Granted, the platforms look much different, and user experience changes based on whether they are using a Google or an Apple device. However, there remains a more fundamental difference in the approach of these two companies: data sharing and personalization. Apple set the stance at WWDC that information about a person (email address, location, search history, etc.) should stay local on the device, and will on the new iOS. This strategy was used to pronounce the criticisms Google has taken for their willingness to hound data, erring on the side of privacy infringement for the purpose of creating an ultra-personalized experience.

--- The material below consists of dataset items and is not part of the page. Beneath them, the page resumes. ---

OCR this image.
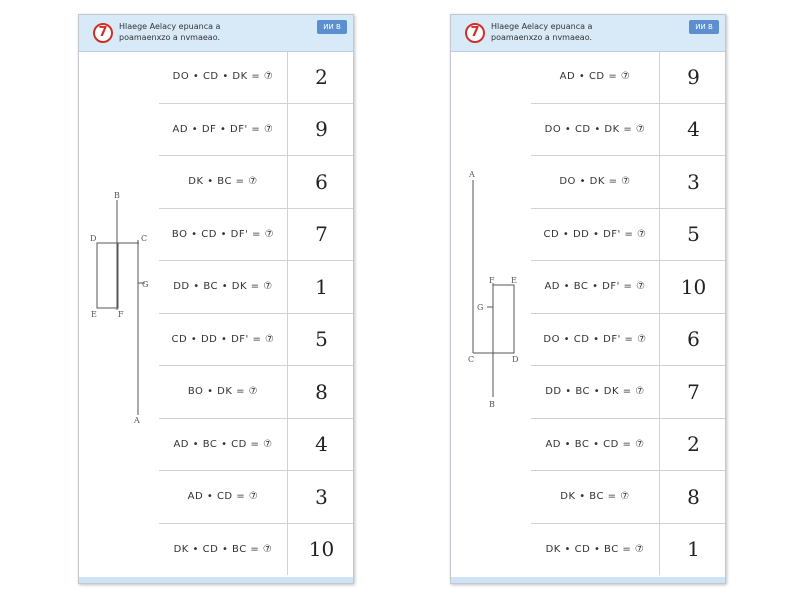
7	Hlaege Aelacy epuanca a
poamaenxzo a nvmaeao.
ИИ В
B
D	C
G
E	F
A
DO • CD • DK = ⑦	2
AD • DF • DF' = ⑦	9
DK • BC = ⑦	6
BO • CD • DF' = ⑦	7
DD • BC • DK = ⑦	1
CD • DD • DF' = ⑦	5
BO • DK = ⑦	8
AD • BC • CD = ⑦	4
AD • CD = ⑦	3
DK • CD • BC = ⑦	10
7	Hlaege Aelacy epuanca a
poamaenxzo a nvmaeao.
ИИ В
A
F E
G
C	D
B
AD • CD = ⑦	9
DO • CD • DK = ⑦	4
DO • DK = ⑦	3
CD • DD • DF' = ⑦	5
AD • BC • DF' = ⑦	10
DO • CD • DF' = ⑦	6
DD • BC • DK = ⑦	7
AD • BC • CD = ⑦	2
DK • BC = ⑦	8
DK • CD • BC = ⑦	1
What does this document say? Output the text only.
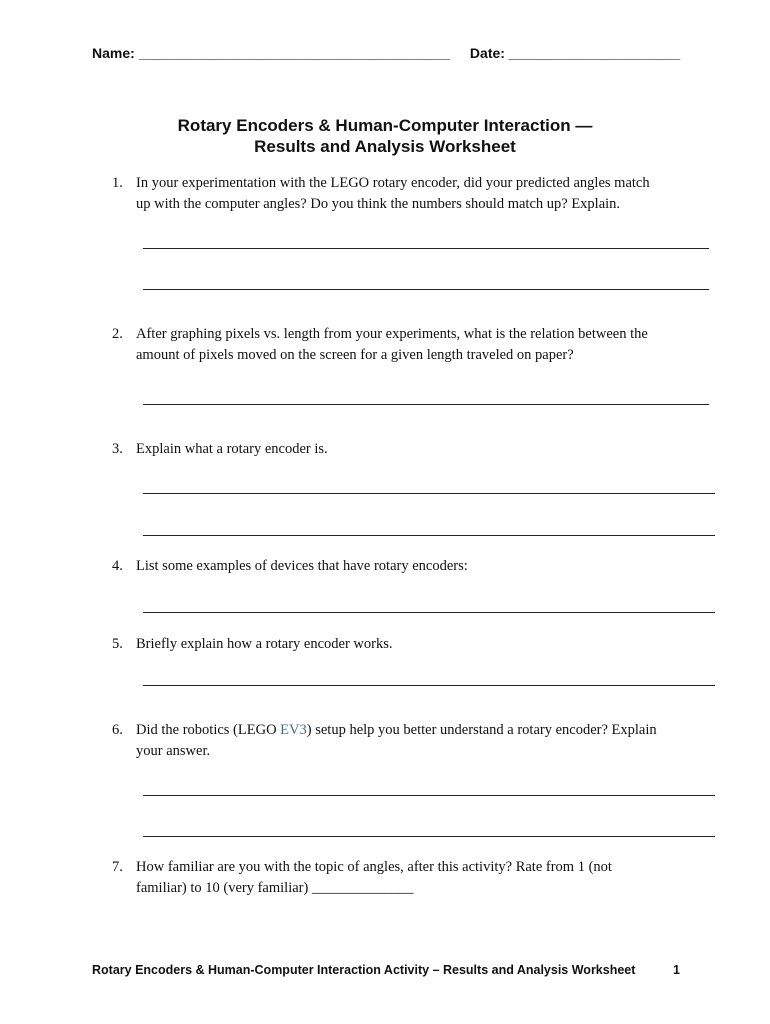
Name: ________________________________________ Date: ______________________
Rotary Encoders & Human-Computer Interaction —
Results and Analysis Worksheet
1. In your experimentation with the LEGO rotary encoder, did your predicted angles match
up with the computer angles? Do you think the numbers should match up? Explain.
2. After graphing pixels vs. length from your experiments, what is the relation between the
amount of pixels moved on the screen for a given length traveled on paper?
3. Explain what a rotary encoder is.
4. List some examples of devices that have rotary encoders:
5. Briefly explain how a rotary encoder works.
6. Did the robotics (LEGO EV3) setup help you better understand a rotary encoder? Explain
your answer.
7. How familiar are you with the topic of angles, after this activity? Rate from 1 (not
familiar) to 10 (very familiar) ______________
Rotary Encoders & Human-Computer Interaction Activity – Results and Analysis Worksheet	1
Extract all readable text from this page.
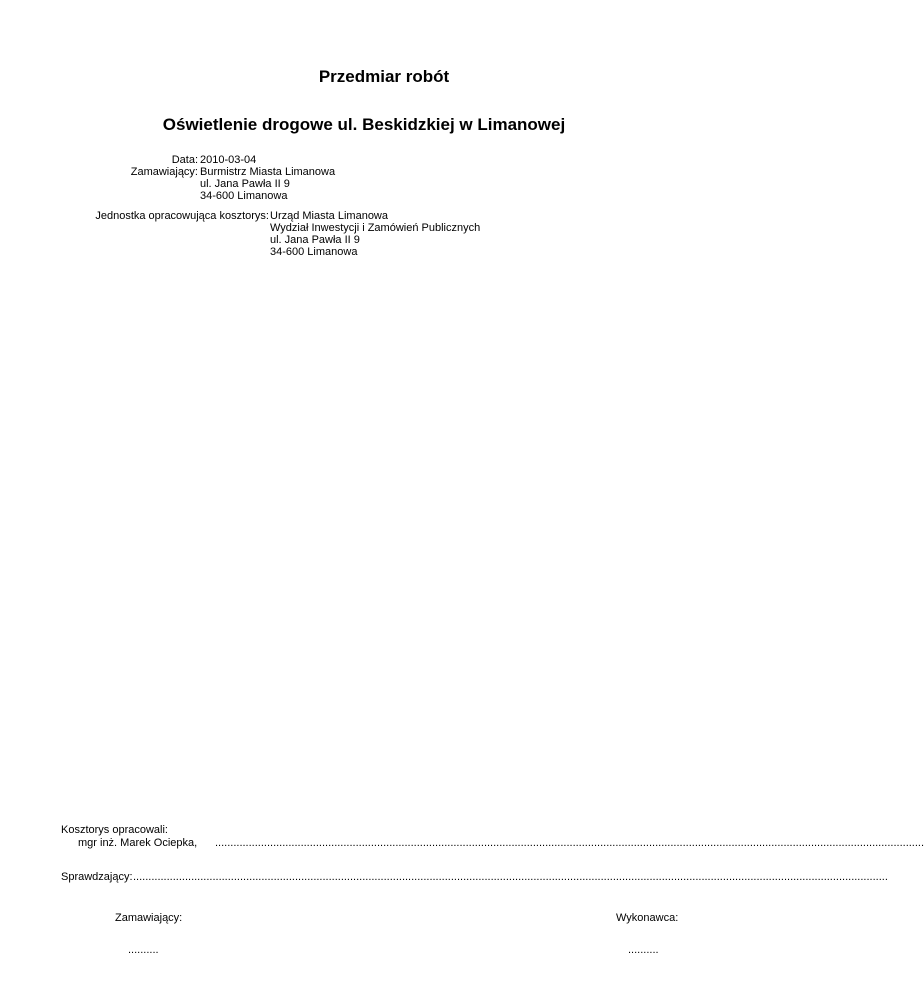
Przedmiar robót
Oświetlenie drogowe ul. Beskidzkiej w Limanowej
Data: 2010-03-04
Zamawiający: Burmistrz Miasta Limanowa
ul. Jana Pawła II 9
34-600 Limanowa
Jednostka opracowująca kosztorys: Urząd Miasta Limanowa
Wydział Inwestycji i Zamówień Publicznych
ul. Jana Pawła II 9
34-600 Limanowa
Kosztorys opracowali:
mgr inż. Marek Ociepka, ........................................................................................................................................................................................................................................
Sprawdzający: .......................................................................................................................................................................................................................................................
Zamawiający:	Wykonawca:
..........	..........
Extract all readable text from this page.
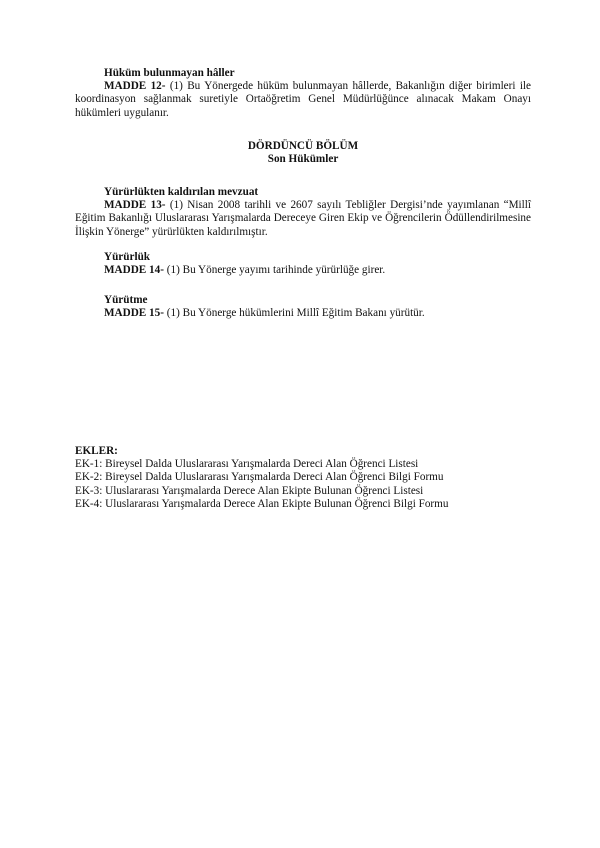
Hüküm bulunmayan hâller

MADDE 12- (1) Bu Yönergede hüküm bulunmayan hâllerde, Bakanlığın diğer birimleri ile koordinasyon sağlanmak suretiyle Ortaöğretim Genel Müdürlüğünce alınacak Makam Onayı hükümleri uygulanır.

DÖRDÜNCÜ BÖLÜM

Son Hükümler

Yürürlükten kaldırılan mevzuat

MADDE 13- (1) Nisan 2008 tarihli ve 2607 sayılı Tebliğler Dergisi’nde yayımlanan “Millî Eğitim Bakanlığı Uluslararası Yarışmalarda Dereceye Giren Ekip ve Öğrencilerin Ödüllendirilmesine İlişkin Yönerge” yürürlükten kaldırılmıştır.

Yürürlük

MADDE 14- (1) Bu Yönerge yayımı tarihinde yürürlüğe girer.

Yürütme

MADDE 15- (1) Bu Yönerge hükümlerini Millî Eğitim Bakanı yürütür.

EKLER:

EK-1: Bireysel Dalda Uluslararası Yarışmalarda Dereci Alan Öğrenci Listesi

EK-2: Bireysel Dalda Uluslararası Yarışmalarda Dereci Alan Öğrenci Bilgi Formu

EK-3: Uluslararası Yarışmalarda Derece Alan Ekipte Bulunan Öğrenci Listesi

EK-4: Uluslararası Yarışmalarda Derece Alan Ekipte Bulunan Öğrenci Bilgi Formu
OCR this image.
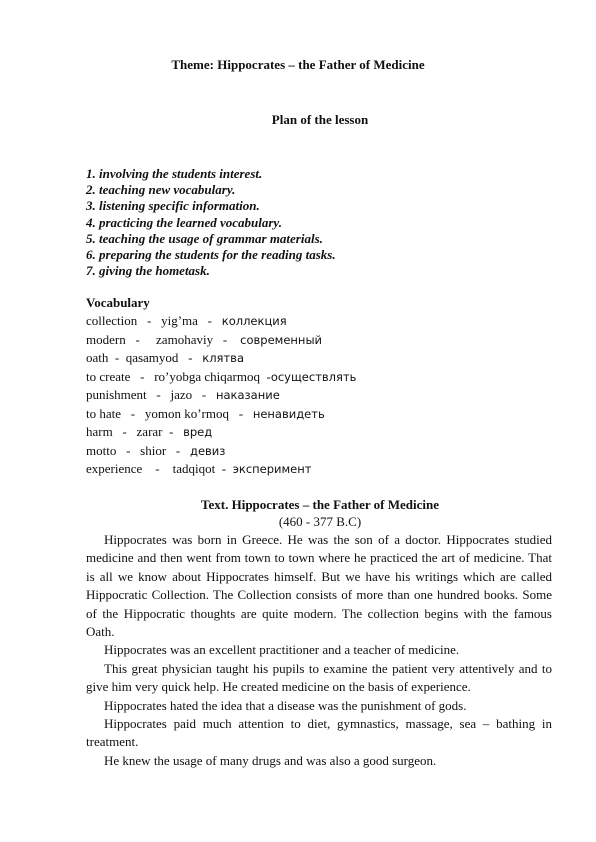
Theme: Hippocrates – the Father of Medicine
Plan of the lesson
1. involving the students interest.
2. teaching new vocabulary.
3. listening specific information.
4. practicing the learned vocabulary.
5. teaching the usage of grammar materials.
6. preparing the students for the reading tasks.
7. giving the hometask.
Vocabulary
collection   -   yig’ma   -   коллекция
modern   -     zamohaviy   -    современный
oath  -  qasamyod   -   клятва
to create   -   ro’yobga chiqarmoq  -осуществлять
punishment   -   jazo   -   наказание
to hate   -   yomon ko’rmoq   -   ненавидеть
harm   -   zarar  -   вред
motto   -   shior   -   девиз
experience    -    tadqiqot  -  эксперимент
Text. Hippocrates – the Father of Medicine
(460 - 377 B.C)

Hippocrates was born in Greece. He was the son of a doctor. Hippocrates studied medicine and then went from town to town where he practiced the art of medicine. That is all we know about Hippocrates himself. But we have his writings which are called Hippocratic Collection. The Collection consists of more than one hundred books. Some of the Hippocratic thoughts are quite modern. The collection begins with the famous Oath.

Hippocrates was an excellent practitioner and a teacher of medicine.

This great physician taught his pupils to examine the patient very attentively and to give him very quick help. He created medicine on the basis of experience.

Hippocrates hated the idea that a disease was the punishment of gods.

Hippocrates paid much attention to diet, gymnastics, massage, sea – bathing in treatment.

He knew the usage of many drugs and was also a good surgeon.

This is the fundamental difference between the two companies’ approaches. Google aims to create the most tailored experience possible for the user by linking information across devices. Apple presses the necessity for personal privacy, limiting the data sharing power to the iPhone hub. Today, these efforts don’t seem much different in effect, but as the IoT continues to expand and reach more devices, these strategies may show to be the tipping point in interoperability and the network of data.